L’équipée sauvage de Janey Smith



La réédition de Sang et stupre au lycée permet à Laurence Viallet de nous offrir une version corrigée et augmentée d’un livre sans tabous, à la fois roman d’apprentissage, journal intime, recueil de poésie, collage et manifeste.



Comme le dit Virginie Despentes, «ça te saute à la gueule, ça te transforme». La réédition de ce texte au temps de #metooinceste pourrait presque être vu comme une provocation, s'il n'était un témoignage fort, cru et brutal des mœurs des années 1970 où la «libération» passait par le sexe et la drogue, par la fin des tabous et les expériences hors limites.

Cela commence par un dialogue entre un père et sa fille. Ils séjournent à Mérida, au Mexique, et couchent ensemble. Mais Janey Smith, qui vient s’entrer dans l’adolescence, craint que la rencontre de son père avec Sally, une jeune starlette, ne signifie la fin de leur relation particulière. Elle part alors pour New-York, tandis que son géniteur reste au Mexique. Fin du premier acte.

Le second, tout aussi glauque, se passe au lycée où Janey va intégrer une bande baptisée les scorpions. «On faisait exactement ce qu'on voulait et c'était agréable. On se soûlait. On se droguait. On baisait. On se faisait sexuellement le plus de mal possible. Le speed, le surmenage affectif et parfois la douleur émoussaient nos cerveaux. Déglinguaient notre appareil percepteur. Nous savions que ne nous ne pouvions rien changer au merdier dans lequel nous vivions, aussi nous efforcions-nous de nous changer nous-mêmes.» Et comme elle ne connaissait rien à la contraception, elle se retrouve enceinte et avorte pour 190 dollars. Dans son école «réservée aux gentilles filles de bonne famille» la chose devient courante. Alors les scorpions veulent se venger, «combattre la morosité de cette société de merde». Vols, dégradations, insultes, course-poursuite avec la police, accidents et autres dérapages vont alors se multiplier.

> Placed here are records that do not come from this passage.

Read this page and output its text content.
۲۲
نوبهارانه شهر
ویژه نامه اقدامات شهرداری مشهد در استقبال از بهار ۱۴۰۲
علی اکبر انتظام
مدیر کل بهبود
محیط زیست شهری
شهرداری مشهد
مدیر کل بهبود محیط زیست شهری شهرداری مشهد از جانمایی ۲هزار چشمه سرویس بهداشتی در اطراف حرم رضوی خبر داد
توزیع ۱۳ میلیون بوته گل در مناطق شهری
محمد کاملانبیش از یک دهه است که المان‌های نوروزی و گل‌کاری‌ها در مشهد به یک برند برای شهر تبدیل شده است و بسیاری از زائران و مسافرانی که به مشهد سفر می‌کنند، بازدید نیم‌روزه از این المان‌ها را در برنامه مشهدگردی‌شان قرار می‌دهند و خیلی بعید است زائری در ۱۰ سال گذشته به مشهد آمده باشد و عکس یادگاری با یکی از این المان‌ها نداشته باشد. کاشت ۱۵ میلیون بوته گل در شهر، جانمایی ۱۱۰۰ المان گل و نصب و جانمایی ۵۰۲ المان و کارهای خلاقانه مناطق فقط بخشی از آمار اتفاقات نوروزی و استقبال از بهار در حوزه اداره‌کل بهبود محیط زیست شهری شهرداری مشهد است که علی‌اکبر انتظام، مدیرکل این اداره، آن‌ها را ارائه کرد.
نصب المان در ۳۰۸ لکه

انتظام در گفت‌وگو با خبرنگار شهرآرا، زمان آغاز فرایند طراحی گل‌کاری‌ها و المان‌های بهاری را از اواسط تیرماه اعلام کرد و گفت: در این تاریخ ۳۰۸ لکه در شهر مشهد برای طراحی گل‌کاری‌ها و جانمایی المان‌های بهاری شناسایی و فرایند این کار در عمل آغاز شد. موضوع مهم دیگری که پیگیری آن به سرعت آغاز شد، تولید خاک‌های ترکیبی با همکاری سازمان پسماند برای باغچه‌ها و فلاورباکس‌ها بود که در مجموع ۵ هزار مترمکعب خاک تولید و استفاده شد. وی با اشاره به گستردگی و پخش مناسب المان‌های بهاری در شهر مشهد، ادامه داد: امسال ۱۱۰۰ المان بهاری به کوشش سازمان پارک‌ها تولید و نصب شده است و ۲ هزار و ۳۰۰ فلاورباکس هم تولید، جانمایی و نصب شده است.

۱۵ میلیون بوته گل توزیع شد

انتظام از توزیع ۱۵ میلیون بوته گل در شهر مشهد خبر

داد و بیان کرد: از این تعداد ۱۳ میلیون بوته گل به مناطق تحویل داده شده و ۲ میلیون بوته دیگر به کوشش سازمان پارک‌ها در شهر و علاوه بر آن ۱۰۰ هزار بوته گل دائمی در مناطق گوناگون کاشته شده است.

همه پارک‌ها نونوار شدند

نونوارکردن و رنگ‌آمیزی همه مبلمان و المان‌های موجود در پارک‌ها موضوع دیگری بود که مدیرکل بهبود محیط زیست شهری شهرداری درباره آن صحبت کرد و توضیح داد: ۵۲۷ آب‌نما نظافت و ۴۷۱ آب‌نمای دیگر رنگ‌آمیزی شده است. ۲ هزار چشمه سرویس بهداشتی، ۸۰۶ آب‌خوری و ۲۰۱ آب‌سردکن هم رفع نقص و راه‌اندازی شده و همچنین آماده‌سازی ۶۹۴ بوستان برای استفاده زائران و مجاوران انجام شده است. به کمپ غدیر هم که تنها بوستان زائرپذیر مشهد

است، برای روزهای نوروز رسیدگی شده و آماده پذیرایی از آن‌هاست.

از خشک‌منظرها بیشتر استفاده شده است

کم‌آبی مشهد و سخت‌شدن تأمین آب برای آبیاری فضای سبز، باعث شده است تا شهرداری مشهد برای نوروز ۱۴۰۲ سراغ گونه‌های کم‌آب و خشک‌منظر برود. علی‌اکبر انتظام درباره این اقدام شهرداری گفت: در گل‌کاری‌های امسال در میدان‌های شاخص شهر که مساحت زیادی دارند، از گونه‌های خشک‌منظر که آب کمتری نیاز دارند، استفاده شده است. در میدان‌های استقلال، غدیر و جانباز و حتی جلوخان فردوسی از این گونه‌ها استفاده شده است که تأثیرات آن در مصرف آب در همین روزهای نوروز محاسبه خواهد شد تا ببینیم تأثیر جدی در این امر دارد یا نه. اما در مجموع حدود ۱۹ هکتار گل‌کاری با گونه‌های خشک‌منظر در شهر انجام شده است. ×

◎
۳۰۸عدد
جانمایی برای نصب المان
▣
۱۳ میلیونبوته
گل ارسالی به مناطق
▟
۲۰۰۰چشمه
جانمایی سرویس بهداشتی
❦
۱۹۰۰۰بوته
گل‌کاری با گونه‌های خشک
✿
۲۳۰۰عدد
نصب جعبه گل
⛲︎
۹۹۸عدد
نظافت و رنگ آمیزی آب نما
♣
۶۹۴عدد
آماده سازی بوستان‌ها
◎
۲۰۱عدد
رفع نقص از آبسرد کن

Avant l'acte trois, un petit intermède nous est proposé sous forme de conte. L'histoire du monstre et de sa chatte qu'un ours vient déranger. On y croisera aussi un cheval blanc et un éléphant. Des intermèdes qui vont se multiplier, notamment sous forme graphique, car les éditions Laurence Viallet ont choisi de rééditer ce livre en y incluant des fac-similés inédits reproduits en quadrichromie: deux cartes des rêves, dessinées et annotées à la main par Kathy Acker, et de nombreux dessins.

Janey vit désormais dans L'East Village où «les quelques centimètres épargnés par les ordures puent la pisse de chien et de rat. Tous les immeubles sont cramés, à moitié incendiés, ou en ruine.» La population est à l'aune de cet environnement, misérables ou voyous, comme ceux qui débarquent chez Janey et cassent tout avant de la frapper et de la kidnapper pour la conduire chez un mystérieux M. Linker, sorte de proxénète érudit. Ce dernier la séquestre et lui inculque sa philosophie de la vie. Mais elle n’a pas envie de passer toute sa vie en enfer. «Si je savais comment cette société a fini par être aussi pourrie, peut-être aurions-nous un moyen de détruire l'enfer.» écrit-elle. Et c'est précisément l'écriture qui la sauve. L'écriture et la soif d'apprendre. Un jour elle trouve une grammaire persane et se met à apprendre le persan. Des poèmes joliment calligraphiés suivront, suivis de poèmes de révolte, de notes de lecture, de correspondance avec des écrivains comme Erica Jong et Jean Genet, de fragments de son journal intime, de dessins comme cette carte de ses rêves.

Kathy Acker invente le collage littéraire qui va lui ouvrir le monde. Un monde qu'elle va parcourir après avoir trouvé un billet pour Tanger. Un monde qu'elle va embrasser, faisant du beau avec du mal, poussant toujours plus loin les limites.

Concluons cette chronique comme elle a commencé, avec Virginie Despentes: «je ne connais aucun autre auteur qui ait un tel souffle — une telle capacité à bouleverser nos certitudes sur ce qu'on peut attendre d'un roman.»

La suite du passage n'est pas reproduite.